Offline data synchronization

Offline data synchronization is a useful tool that synchronizes data from a cloud-based database to a Sqlite database stored with your application. When you app is offline, you can still create, modify, and search the data. Data is synchronized when your device is online.

Offline data synchronization has several benefits:

  • Improves app responsiveness
  • Improves app reliability when there is bad network connectivity
  • Limits network use on high-latency or metered networks
  • Supports disconnected use.

How does offline sync work?

Your client code implements a special Entity Framework Core database context using a Sqlite database. As you make changes to the data within the database context on the local store, each operation is stored in an operations queue. No network communication happens until you push the changes stored in the operations queue to the remote service. Similarly, you pull changes from the remote service to be stored in the local store.

Incremental synchronization

The Datasync Community Toolkit implements incremental synchronization. Only records that have changed since the last pull operation are fetched. Incremental synchronization saves time and bandwidth when you are processing large tables.

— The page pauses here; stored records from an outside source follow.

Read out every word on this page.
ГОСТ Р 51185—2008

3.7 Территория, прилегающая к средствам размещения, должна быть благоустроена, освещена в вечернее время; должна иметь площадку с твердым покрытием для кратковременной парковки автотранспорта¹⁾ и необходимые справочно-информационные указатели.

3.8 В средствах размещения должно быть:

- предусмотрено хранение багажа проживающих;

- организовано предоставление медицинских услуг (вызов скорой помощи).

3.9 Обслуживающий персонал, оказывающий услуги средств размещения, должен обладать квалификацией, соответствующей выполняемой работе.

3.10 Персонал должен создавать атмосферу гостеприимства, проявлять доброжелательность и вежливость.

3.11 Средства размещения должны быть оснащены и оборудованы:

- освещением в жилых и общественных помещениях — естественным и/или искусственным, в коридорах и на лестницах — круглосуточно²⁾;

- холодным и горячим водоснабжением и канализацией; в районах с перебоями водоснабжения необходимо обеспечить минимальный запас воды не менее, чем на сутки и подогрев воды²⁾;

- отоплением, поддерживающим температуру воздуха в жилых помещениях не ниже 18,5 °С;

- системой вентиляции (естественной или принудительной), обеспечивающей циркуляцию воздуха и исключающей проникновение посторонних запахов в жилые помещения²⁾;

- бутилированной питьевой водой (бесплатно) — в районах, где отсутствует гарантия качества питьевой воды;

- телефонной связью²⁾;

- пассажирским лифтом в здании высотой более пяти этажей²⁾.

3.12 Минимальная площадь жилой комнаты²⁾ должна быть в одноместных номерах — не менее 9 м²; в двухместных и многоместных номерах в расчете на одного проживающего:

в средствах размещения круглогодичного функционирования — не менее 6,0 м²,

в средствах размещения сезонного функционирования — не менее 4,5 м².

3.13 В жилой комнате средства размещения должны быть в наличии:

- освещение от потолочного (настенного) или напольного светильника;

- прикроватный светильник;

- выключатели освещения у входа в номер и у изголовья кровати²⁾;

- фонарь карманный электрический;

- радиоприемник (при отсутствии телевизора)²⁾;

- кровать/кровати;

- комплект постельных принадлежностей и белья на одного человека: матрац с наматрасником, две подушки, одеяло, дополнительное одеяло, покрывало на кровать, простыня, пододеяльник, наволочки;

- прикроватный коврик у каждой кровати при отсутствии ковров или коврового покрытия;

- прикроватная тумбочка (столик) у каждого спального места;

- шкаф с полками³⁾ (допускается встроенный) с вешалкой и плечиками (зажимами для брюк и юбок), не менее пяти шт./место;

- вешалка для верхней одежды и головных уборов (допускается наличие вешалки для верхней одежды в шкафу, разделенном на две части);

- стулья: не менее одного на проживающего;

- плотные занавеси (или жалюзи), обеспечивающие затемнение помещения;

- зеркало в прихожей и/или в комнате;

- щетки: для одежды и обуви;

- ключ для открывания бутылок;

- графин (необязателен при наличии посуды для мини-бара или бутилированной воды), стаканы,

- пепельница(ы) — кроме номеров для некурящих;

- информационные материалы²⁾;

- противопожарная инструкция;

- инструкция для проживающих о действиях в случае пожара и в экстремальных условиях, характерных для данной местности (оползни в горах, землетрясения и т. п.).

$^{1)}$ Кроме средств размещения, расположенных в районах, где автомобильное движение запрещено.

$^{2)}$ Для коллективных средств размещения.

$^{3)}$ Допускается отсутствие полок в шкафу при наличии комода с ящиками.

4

For each unique query, the UpdatedAt property of the last successfully transferred record is stored as a “delta token” in the local database context.

Performance and consistency

Synchronization sometimes stops prematurely. For example:

  • The network that you are using for synchronization becomes unavailable during the synchronization process.
  • You force-close the application during synchronization.

When fetching records, data is transmitted in pages - each page contains a number of records. The database context is updated and then the records are saved to the database at the end of each page of records (unless you disable that facility).